The need to avoid misrepresentation of all kinds, including self-misrepresentation, is one of the central challenges that comes with having ‘illogical’ sexual tastes. We are kinked; a large proportion of the world is not. The nature of the challenge is to be true to both and do no harm. Participatory spankos have pretty much got this licked: if spanking is something you like to do, then your best course of action is to find someone who likes it to be done to her, role-play the non-consensuality and put up with any disappointment that goes with a slight sense of the inauthentic. That’s something that has become accepted, if not necessarily understood, by socially liberal people who give such matters any thought. But people like me, who only want to watch, perhaps don’t have it quite so thoroughly thought through.
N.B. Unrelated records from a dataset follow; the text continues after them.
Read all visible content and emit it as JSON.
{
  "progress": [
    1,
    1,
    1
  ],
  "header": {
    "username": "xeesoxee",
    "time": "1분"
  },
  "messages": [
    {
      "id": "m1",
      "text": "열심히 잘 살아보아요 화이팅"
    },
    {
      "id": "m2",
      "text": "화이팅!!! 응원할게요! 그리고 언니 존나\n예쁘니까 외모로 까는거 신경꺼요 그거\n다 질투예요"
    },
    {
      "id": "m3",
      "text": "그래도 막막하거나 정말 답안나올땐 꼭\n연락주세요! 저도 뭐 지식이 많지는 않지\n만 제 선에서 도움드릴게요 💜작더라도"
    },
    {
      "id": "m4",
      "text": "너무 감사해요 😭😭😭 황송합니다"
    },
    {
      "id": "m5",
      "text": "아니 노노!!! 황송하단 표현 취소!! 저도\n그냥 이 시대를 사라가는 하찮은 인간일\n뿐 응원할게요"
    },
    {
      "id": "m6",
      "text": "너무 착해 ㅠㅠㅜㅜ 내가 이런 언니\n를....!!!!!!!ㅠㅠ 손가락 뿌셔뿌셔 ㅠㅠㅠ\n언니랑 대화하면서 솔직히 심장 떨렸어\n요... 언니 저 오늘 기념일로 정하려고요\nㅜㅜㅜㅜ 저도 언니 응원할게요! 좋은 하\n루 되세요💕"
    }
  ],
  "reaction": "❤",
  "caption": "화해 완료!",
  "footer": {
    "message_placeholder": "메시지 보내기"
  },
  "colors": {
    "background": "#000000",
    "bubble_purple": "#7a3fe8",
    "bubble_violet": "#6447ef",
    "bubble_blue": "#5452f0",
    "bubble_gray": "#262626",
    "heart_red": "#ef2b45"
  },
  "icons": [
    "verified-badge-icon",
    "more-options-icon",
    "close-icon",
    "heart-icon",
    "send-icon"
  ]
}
The fundamental of my own experience is detachment. When I enjoy a spanking scene, I don’t identify with either participant: I don’t want to spank her and I certainly don’t imagine myself in her position. I am simply not a part of the scene’s fictional ‘reality’ (what literary theorists call its ‘diegesis’), but rather on the outside of it as part of its audience – which is not the same as being a Peeping Tom or some other kind of voyeur. That could potentially raise ethical issues comparable to those faced by war correspondents reporting on atrocities, albeit on nothing like the same scale. The reason it doesn’t is because I really am talking about scenes, in the broad sense, which means that there is some kind of built-in filter between me and what I’m watching.

Let’s have an extremely obvious example. I wouldn’t feel comfortable watching a real woman being spanked non-consensually, but I have no problem with looking at this,


because, self-evidently, she’s not a real woman, just a heavily stylized representation. And it can also work in less obvious ways. Meet someone who certainly is a real woman, Saralynn van Doll:

That’s not in fact her real name: it’s her professional name as a model and burlesque artist from (notwithstanding what her panties might seem to imply) Berlin. And it’s because I know she is a performer that I can appreciate this picture as an example of her work:


It’s an authentic-seeming spanking simulacrum rather than a documentary record of someone actually being punished (or else, in this day and age, engaging in a private bedroom game). It’s the filter of performance, creativity, fiction, that keeps my interest from being abusive or intrusive, and means that I too do no harm to anybody.

So maybe there is, after all, a very good reason why the girl of my dreams should be a fictional character.